Definition: Cross price elasticity of demand, often called cross elasticity, is an economic measurement that show how the quantity demanded for one good responds when the price of another good changes. In other words, it answers the question, do more people demand product A when the price of product B increases?
What Does Cross-Price Elasticity of Demand Mean?
What is the definition of cross price elasticity? This is a common equation in economics and in business. Economists want to gauge consumer behavior based on pricing trend of different commodities. Businesses want to know what consumers will demand based on the price of their goods and their competitors’ goods.
The cross elasticity of demand formula is calculated by dividing the product A’s percentage change in the quantity demanded by product B’s percentage change in price. These two goods can have two different types of relationships: complementary and substitutions.
Let’s look at an example of each type of relationship.

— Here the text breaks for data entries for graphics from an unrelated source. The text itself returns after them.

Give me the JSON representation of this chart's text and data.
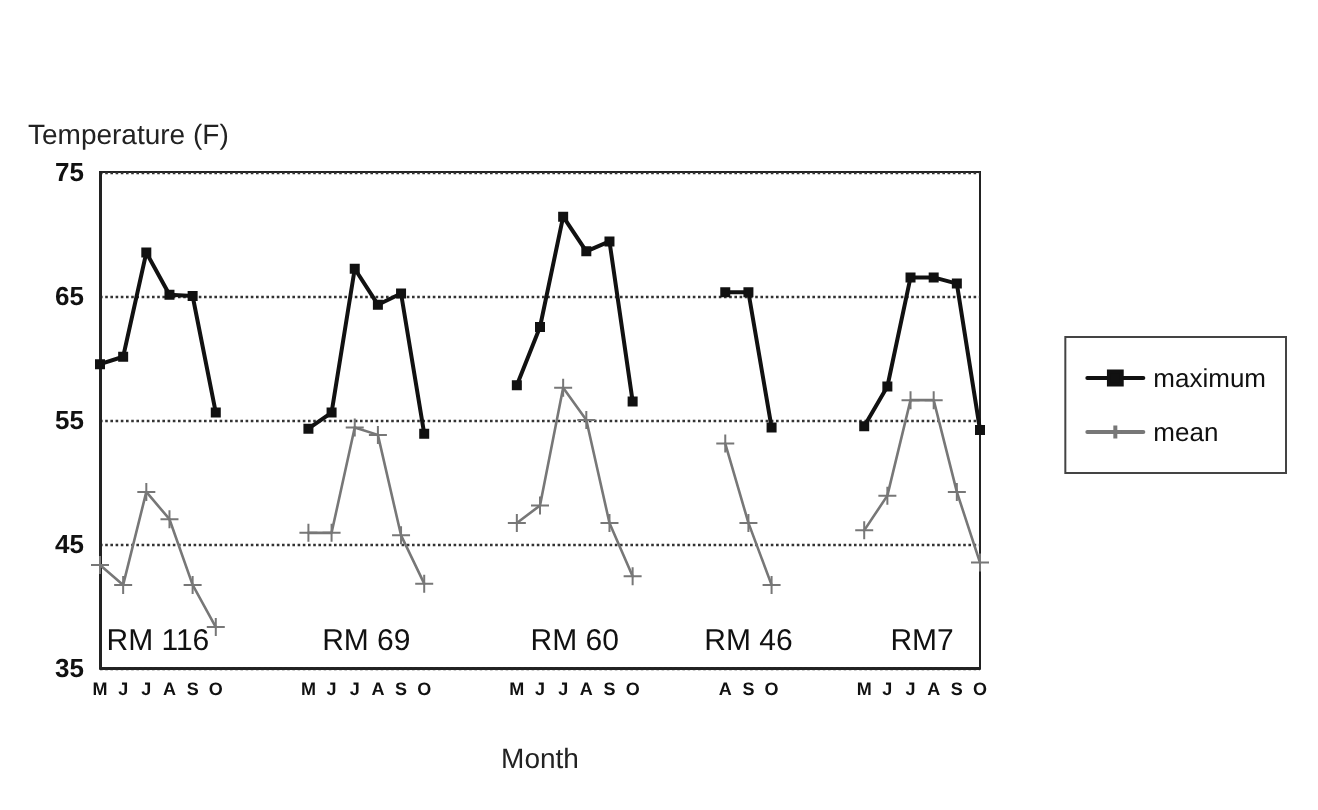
{
  "chart_data": {
    "type": "line",
    "ylabel": "Temperature (F)",
    "xlabel": "Month",
    "categories": [
      "M",
      "J",
      "J",
      "A",
      "S",
      "O",
      null,
      null,
      null,
      "M",
      "J",
      "J",
      "A",
      "S",
      "O",
      null,
      null,
      null,
      "M",
      "J",
      "J",
      "A",
      "S",
      "O",
      null,
      null,
      null,
      "A",
      "S",
      "O",
      null,
      null,
      null,
      "M",
      "J",
      "J",
      "A",
      "S",
      "O"
    ],
    "series": [
      {
        "name": "maximum",
        "color": "#111111",
        "marker": "square",
        "values": [
          59.5,
          60.1,
          68.5,
          65.1,
          65,
          55.6,
          null,
          null,
          null,
          54.3,
          55.6,
          67.2,
          64.3,
          65.2,
          53.9,
          null,
          null,
          null,
          57.8,
          62.5,
          71.4,
          68.6,
          69.4,
          56.5,
          null,
          null,
          null,
          65.3,
          65.3,
          54.4,
          null,
          null,
          null,
          54.5,
          57.7,
          66.5,
          66.5,
          66,
          54.2
        ]
      },
      {
        "name": "mean",
        "color": "#777777",
        "marker": "cross",
        "values": [
          43.3,
          41.7,
          49.2,
          47,
          41.7,
          38.3,
          null,
          null,
          null,
          45.9,
          45.9,
          54.4,
          53.8,
          45.7,
          41.8,
          null,
          null,
          null,
          46.7,
          48.1,
          57.6,
          55,
          46.7,
          42.4,
          null,
          null,
          null,
          53.1,
          46.7,
          41.7,
          null,
          null,
          null,
          46.1,
          48.9,
          56.6,
          56.6,
          49.2,
          43.5
        ]
      }
    ],
    "annotations": [
      "RM 116",
      "RM 69",
      "RM 60",
      "RM 46",
      "RM7"
    ],
    "ylim": [
      35,
      75
    ],
    "yticks": [
      35,
      45,
      55,
      65,
      75
    ],
    "grid": "y",
    "line_style": "solid",
    "legend": "right"
  }
}
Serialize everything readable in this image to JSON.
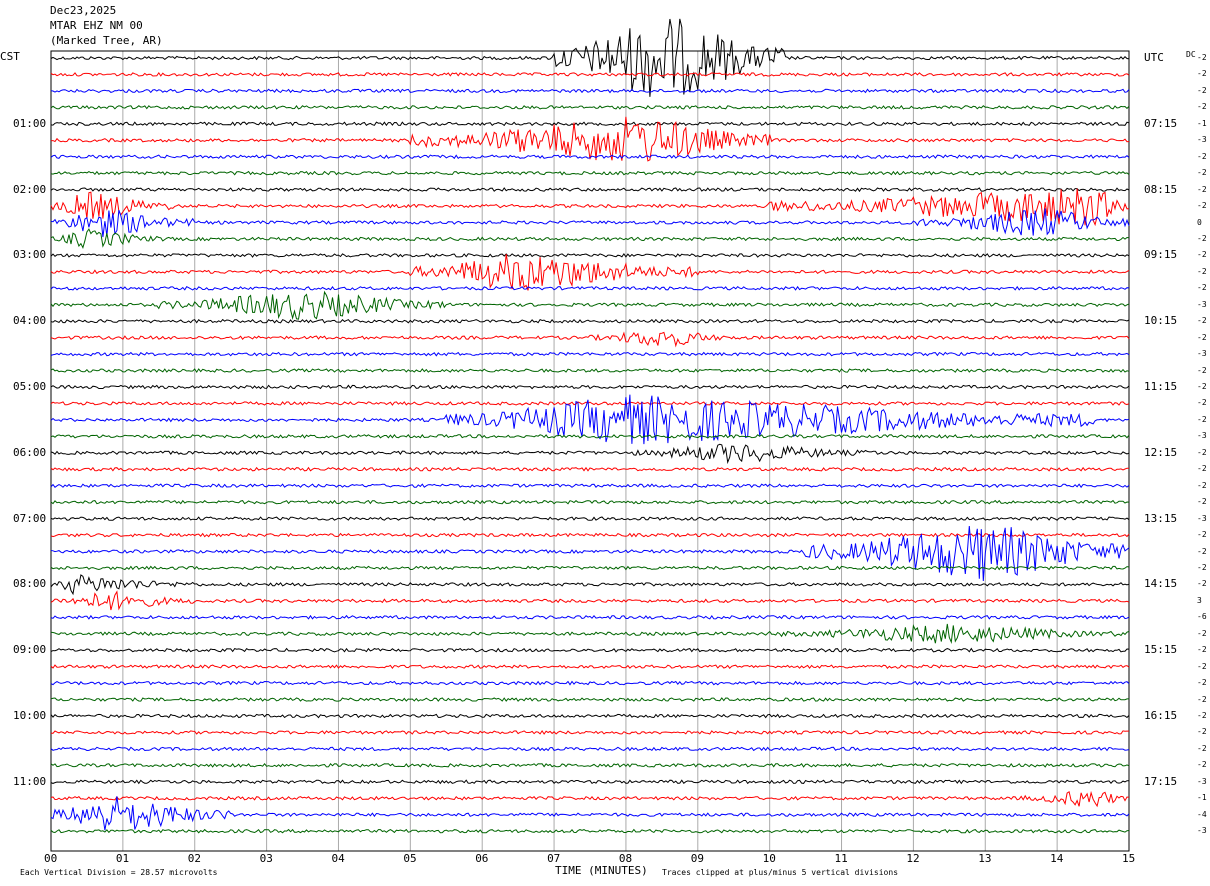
{
  "header": {
    "date": "Dec23,2025",
    "station": "MTAR EHZ NM 00",
    "location": "(Marked Tree, AR)"
  },
  "left_tz": "CST",
  "right_tz": "UTC",
  "dc_label": "DC",
  "colors": {
    "trace_cycle": [
      "#000000",
      "#ff0000",
      "#0000ff",
      "#006400"
    ],
    "grid": "#aaaaaa",
    "frame": "#000000"
  },
  "chart_data": {
    "type": "line",
    "title": "",
    "xlabel": "TIME (MINUTES)",
    "ylabel": "",
    "xlim": [
      0,
      15
    ],
    "x_ticks": [
      "00",
      "01",
      "02",
      "03",
      "04",
      "05",
      "06",
      "07",
      "08",
      "09",
      "10",
      "11",
      "12",
      "13",
      "14",
      "15"
    ],
    "grid": true,
    "row_count": 48,
    "minutes_per_row": 15,
    "left_hour_labels": [
      {
        "row": 4,
        "text": "01:00"
      },
      {
        "row": 8,
        "text": "02:00"
      },
      {
        "row": 12,
        "text": "03:00"
      },
      {
        "row": 16,
        "text": "04:00"
      },
      {
        "row": 20,
        "text": "05:00"
      },
      {
        "row": 24,
        "text": "06:00"
      },
      {
        "row": 28,
        "text": "07:00"
      },
      {
        "row": 32,
        "text": "08:00"
      },
      {
        "row": 36,
        "text": "09:00"
      },
      {
        "row": 40,
        "text": "10:00"
      },
      {
        "row": 44,
        "text": "11:00"
      }
    ],
    "right_hour_labels": [
      {
        "row": 0,
        "text": "UTC"
      },
      {
        "row": 4,
        "text": "07:15"
      },
      {
        "row": 8,
        "text": "08:15"
      },
      {
        "row": 12,
        "text": "09:15"
      },
      {
        "row": 16,
        "text": "10:15"
      },
      {
        "row": 20,
        "text": "11:15"
      },
      {
        "row": 24,
        "text": "12:15"
      },
      {
        "row": 28,
        "text": "13:15"
      },
      {
        "row": 32,
        "text": "14:15"
      },
      {
        "row": 36,
        "text": "15:15"
      },
      {
        "row": 40,
        "text": "16:15"
      },
      {
        "row": 44,
        "text": "17:15"
      }
    ],
    "dc_offsets": [
      "-2",
      "-2",
      "-2",
      "-2",
      "-1",
      "-3",
      "-2",
      "-2",
      "-2",
      "-2",
      "0",
      "-2",
      "-2",
      "-2",
      "-2",
      "-3",
      "-2",
      "-2",
      "-3",
      "-2",
      "-2",
      "-2",
      "-2",
      "-3",
      "-2",
      "-2",
      "-2",
      "-2",
      "-3",
      "-2",
      "-2",
      "-2",
      "-2",
      "3",
      "-6",
      "-2",
      "-2",
      "-2",
      "-2",
      "-2",
      "-2",
      "-2",
      "-2",
      "-2",
      "-3",
      "-1",
      "-4",
      "-3"
    ],
    "events": [
      {
        "row": 0,
        "x_start": 7.0,
        "x_end": 10.2,
        "peak": 8.5,
        "amplitude": 9
      },
      {
        "row": 5,
        "x_start": 5.0,
        "x_end": 10.0,
        "peak": 8.2,
        "amplitude": 5
      },
      {
        "row": 9,
        "x_start": 10.0,
        "x_end": 15.0,
        "peak": 14.5,
        "amplitude": 4
      },
      {
        "row": 9,
        "x_start": 0.0,
        "x_end": 1.7,
        "peak": 0.5,
        "amplitude": 3
      },
      {
        "row": 10,
        "x_start": 12.0,
        "x_end": 15.0,
        "peak": 13.8,
        "amplitude": 3
      },
      {
        "row": 10,
        "x_start": 0.0,
        "x_end": 2.0,
        "peak": 0.7,
        "amplitude": 3
      },
      {
        "row": 11,
        "x_start": 0.0,
        "x_end": 1.6,
        "peak": 0.5,
        "amplitude": 2
      },
      {
        "row": 13,
        "x_start": 5.0,
        "x_end": 9.0,
        "peak": 6.5,
        "amplitude": 4
      },
      {
        "row": 15,
        "x_start": 1.5,
        "x_end": 5.5,
        "peak": 3.5,
        "amplitude": 3
      },
      {
        "row": 17,
        "x_start": 7.5,
        "x_end": 9.5,
        "peak": 8.5,
        "amplitude": 2
      },
      {
        "row": 22,
        "x_start": 5.5,
        "x_end": 14.5,
        "peak": 8.0,
        "amplitude": 5
      },
      {
        "row": 24,
        "x_start": 8.0,
        "x_end": 11.5,
        "peak": 9.5,
        "amplitude": 2
      },
      {
        "row": 30,
        "x_start": 10.5,
        "x_end": 15.0,
        "peak": 13.0,
        "amplitude": 6
      },
      {
        "row": 32,
        "x_start": 0.0,
        "x_end": 2.0,
        "peak": 0.3,
        "amplitude": 2
      },
      {
        "row": 33,
        "x_start": 0.0,
        "x_end": 2.0,
        "peak": 0.8,
        "amplitude": 2
      },
      {
        "row": 35,
        "x_start": 10.0,
        "x_end": 15.0,
        "peak": 12.5,
        "amplitude": 2
      },
      {
        "row": 45,
        "x_start": 13.5,
        "x_end": 15.0,
        "peak": 14.5,
        "amplitude": 2
      },
      {
        "row": 46,
        "x_start": 0.0,
        "x_end": 2.5,
        "peak": 0.8,
        "amplitude": 4
      }
    ]
  },
  "footer": {
    "left": "Each Vertical Division = 28.57 microvolts",
    "right": "Traces clipped at plus/minus 5 vertical divisions"
  }
}
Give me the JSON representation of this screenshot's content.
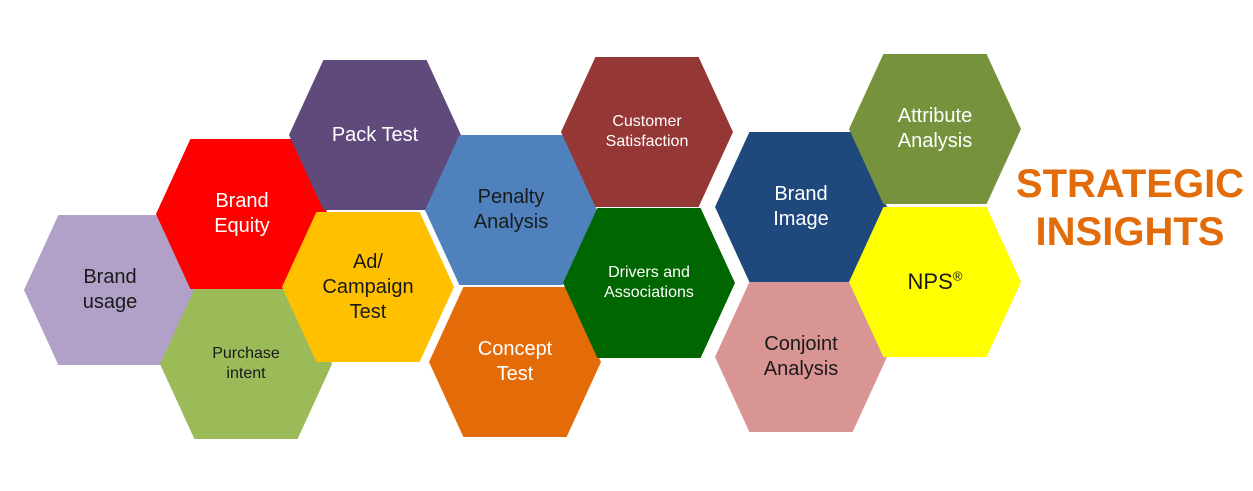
{
  "title": "STRATEGIC\nINSIGHTS",
  "colors": {
    "title": "#E36C0A"
  },
  "hexagons": [
    {
      "id": "brand-usage",
      "label": "Brand\nusage",
      "color": "#B1A0C7",
      "text": "dark"
    },
    {
      "id": "purchase-intent",
      "label": "Purchase\nintent",
      "color": "#9BBB59",
      "text": "dark"
    },
    {
      "id": "brand-equity",
      "label": "Brand\nEquity",
      "color": "#FF0000",
      "text": "white"
    },
    {
      "id": "ad-campaign-test",
      "label": "Ad/\nCampaign\nTest",
      "color": "#FFC000",
      "text": "dark"
    },
    {
      "id": "pack-test",
      "label": "Pack Test",
      "color": "#604A7B",
      "text": "white"
    },
    {
      "id": "penalty-analysis",
      "label": "Penalty\nAnalysis",
      "color": "#4F81BD",
      "text": "dark"
    },
    {
      "id": "concept-test",
      "label": "Concept\nTest",
      "color": "#E36C09",
      "text": "white"
    },
    {
      "id": "customer-satisfaction",
      "label": "Customer\nSatisfaction",
      "color": "#953735",
      "text": "white"
    },
    {
      "id": "drivers-associations",
      "label": "Drivers  and\nAssociations",
      "color": "#006600",
      "text": "white"
    },
    {
      "id": "brand-image",
      "label": "Brand\nImage",
      "color": "#1F497D",
      "text": "white"
    },
    {
      "id": "conjoint-analysis",
      "label": "Conjoint\nAnalysis",
      "color": "#D99594",
      "text": "dark"
    },
    {
      "id": "attribute-analysis",
      "label": "Attribute\nAnalysis",
      "color": "#76923C",
      "text": "white"
    },
    {
      "id": "nps",
      "label": "NPS",
      "sup": "®",
      "color": "#FFFF00",
      "text": "dark"
    }
  ]
}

A complementary good is one that is bought along side of another. For instance, peanut butter and jelly are compliments. If the price of peanut butter goes up, the demand for jelly will probably go down due to less people wanting to make PB&J sandwiches, all things equal.
Conversely, a substitute good is one that can be exchanged for another. For example, deli meat might be substitute for peanut butter. If the price of peanut butter rises too much, consumers might choose to purchase deli meat instead.
You can see how the price of one good influences the demand of another good. The degree to which the price changes influence the demand is considered the elasticity. A perfectly elastic demand will have a directly relationship between price and demand. Thus, the more elastic the demand, the more likely the price will influence consumer behavior.
Here are three basic rules of elasticity:
- Greater than 0; the two goods are substitutes
- Equal to 0; the two goods are independent of each other
- Less than 0; then the two goods are complements
If coefficient is 0, it indicates that the two goods are not related.
Define Cross Price Elasticity of Demand: Cross Elasticity means the degree to which demand of a product changes relative to the demand or price of another product.